A Piece of Paper

in 53rd Berlinale - Berlin International Film Festival

by Sonia Laszlo

How do we define ourselves? And how do others categorise us? Far too often, one basis for such classification is our passport. Equipped with the necessary visas and all kinds of other sealed papers and cards, it sets the base for all kinds of decisions that ultimately influence our lives for better or worse. So, what if one hasn’t been issued one of these official documents? Most of the world’s population feels like they are lacking “amulets of the 21st century” anyway.

After Welcome to Sarajevo, director Michael Winterbottom deals with another crisis facing the world. He lifts faces out of the one million refugees a year that entrust their lives into the hands of smugglers in order to get to the “Paradise” of Europe or America. In a documentary style, the talented and unique filmmaker tells the story of Jamal and Enayatullah, two Afghans who flee to the Pakistani city of Peshawar. But they are not wanted there. Or anywhere else on their way to the West, partially along the ancient silk road. Jamal, the orphaned teenager and his cousin Enayatullah form a small unit that drifts along in the chaos of countries, languages, smugglers, immigration and beautiful, daunting landscape. The pieces of documentary, graphics and ad-libbed scenes brilliantly blend into one, supported by a passionate soundtrack from the Italian composer Dario Marianelli.

Often it is not even necessary to read the movie’s subtitles, as the human drama of the situations is all too familiar. Despite the odds our two heroes come up against, their situation suggests that humans are still an homogeneous species. And how disturbing it was for me to sit in a warm theatre, while experiencing on screen the high price others must pay for basic comfort.
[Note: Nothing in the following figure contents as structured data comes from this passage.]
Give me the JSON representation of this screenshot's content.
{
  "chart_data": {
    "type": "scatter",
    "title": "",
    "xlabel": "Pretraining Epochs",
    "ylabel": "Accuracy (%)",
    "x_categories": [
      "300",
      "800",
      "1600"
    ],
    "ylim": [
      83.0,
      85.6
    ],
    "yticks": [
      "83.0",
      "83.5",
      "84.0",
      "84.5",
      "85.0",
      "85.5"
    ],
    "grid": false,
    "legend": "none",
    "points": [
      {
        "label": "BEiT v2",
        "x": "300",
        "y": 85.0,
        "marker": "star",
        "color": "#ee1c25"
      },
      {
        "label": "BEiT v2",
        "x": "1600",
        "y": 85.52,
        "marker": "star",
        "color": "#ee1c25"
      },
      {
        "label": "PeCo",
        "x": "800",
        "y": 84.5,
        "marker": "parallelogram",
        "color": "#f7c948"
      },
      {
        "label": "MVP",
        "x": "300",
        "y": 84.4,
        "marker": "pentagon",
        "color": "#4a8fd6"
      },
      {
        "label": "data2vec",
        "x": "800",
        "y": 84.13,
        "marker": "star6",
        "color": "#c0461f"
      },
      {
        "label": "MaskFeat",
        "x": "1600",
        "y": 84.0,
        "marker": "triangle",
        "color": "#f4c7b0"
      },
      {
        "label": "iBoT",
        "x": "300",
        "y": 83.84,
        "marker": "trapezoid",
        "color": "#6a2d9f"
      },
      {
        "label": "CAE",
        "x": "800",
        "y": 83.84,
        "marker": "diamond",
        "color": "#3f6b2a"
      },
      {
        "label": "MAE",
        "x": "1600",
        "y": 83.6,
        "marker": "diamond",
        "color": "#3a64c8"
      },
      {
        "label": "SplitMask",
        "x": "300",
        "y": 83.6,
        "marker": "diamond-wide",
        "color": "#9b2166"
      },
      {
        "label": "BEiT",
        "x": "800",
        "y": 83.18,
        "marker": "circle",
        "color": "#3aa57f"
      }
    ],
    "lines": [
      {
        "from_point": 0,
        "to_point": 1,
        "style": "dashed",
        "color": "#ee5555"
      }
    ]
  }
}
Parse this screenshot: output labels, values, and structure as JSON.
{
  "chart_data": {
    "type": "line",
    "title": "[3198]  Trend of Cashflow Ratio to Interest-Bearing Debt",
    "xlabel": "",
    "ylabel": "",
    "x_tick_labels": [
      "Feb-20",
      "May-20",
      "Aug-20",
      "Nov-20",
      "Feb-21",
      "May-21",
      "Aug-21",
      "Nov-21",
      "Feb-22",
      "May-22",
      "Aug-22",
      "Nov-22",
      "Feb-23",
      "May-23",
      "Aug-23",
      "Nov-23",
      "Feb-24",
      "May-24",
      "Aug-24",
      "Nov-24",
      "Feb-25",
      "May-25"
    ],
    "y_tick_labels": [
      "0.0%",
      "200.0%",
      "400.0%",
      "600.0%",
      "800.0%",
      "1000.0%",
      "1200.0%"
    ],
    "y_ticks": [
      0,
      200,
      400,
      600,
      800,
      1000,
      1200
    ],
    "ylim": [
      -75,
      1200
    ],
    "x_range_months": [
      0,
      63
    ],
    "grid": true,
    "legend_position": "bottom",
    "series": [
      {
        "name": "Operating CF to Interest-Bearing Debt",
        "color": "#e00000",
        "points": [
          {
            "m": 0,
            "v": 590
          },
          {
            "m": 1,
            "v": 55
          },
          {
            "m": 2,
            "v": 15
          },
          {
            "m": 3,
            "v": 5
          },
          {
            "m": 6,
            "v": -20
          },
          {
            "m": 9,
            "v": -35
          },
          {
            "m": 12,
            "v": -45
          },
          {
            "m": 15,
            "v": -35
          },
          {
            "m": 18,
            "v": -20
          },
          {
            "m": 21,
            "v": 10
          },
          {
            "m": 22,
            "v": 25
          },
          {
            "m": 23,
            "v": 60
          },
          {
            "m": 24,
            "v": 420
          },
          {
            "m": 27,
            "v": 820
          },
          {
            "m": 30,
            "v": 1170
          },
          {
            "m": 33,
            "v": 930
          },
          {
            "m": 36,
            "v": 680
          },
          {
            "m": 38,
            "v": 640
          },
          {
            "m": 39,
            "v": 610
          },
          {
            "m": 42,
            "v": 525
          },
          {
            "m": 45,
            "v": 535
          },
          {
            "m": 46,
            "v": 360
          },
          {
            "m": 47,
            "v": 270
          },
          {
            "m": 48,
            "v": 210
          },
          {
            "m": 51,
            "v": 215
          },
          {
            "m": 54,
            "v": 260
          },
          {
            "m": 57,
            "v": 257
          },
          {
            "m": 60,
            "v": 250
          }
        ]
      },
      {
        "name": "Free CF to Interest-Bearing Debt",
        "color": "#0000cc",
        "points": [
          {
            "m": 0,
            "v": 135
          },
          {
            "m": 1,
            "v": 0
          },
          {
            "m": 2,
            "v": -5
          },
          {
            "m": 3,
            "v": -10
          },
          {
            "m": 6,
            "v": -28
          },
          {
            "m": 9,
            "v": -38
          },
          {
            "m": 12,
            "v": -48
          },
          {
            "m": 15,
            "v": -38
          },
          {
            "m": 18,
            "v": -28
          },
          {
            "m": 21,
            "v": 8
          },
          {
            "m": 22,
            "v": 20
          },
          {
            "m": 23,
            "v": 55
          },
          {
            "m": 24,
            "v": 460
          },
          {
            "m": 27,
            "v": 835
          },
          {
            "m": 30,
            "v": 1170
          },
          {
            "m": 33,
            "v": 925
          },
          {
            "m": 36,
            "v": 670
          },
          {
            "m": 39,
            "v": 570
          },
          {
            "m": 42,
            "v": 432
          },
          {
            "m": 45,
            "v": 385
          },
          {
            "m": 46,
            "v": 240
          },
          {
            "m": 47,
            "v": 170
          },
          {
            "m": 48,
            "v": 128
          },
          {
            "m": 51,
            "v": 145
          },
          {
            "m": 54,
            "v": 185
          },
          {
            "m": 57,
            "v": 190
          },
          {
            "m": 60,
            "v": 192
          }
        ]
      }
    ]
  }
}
There was never a completed script to the film, just a rough guideline and the energy of countless stories, experiences and emotions that were researched during the preparation of the film. Life wrote this movie’s script.

And yes life, in this case, is directed and given its baselines from the politicians of the countries that people immigrate to. Particularly in times like these, the question on what grounds to base decisions is up in the air. Europe’s immigration policies tend towards more and more restrictions and more “pieces of paper” that give you identity. An effort to revise the system has been made, but essentially politics has failed to deal sufficiently with the issue.

And no, just in case you were wondering, it was not September 11th that inspired the filmmakers. They had the idea before 9/11 and the incidents made them want to bring the material to the screen even more. Maybe you will see immigrants in a different light after watching this movie. What is certain is that you will have watched a moving story.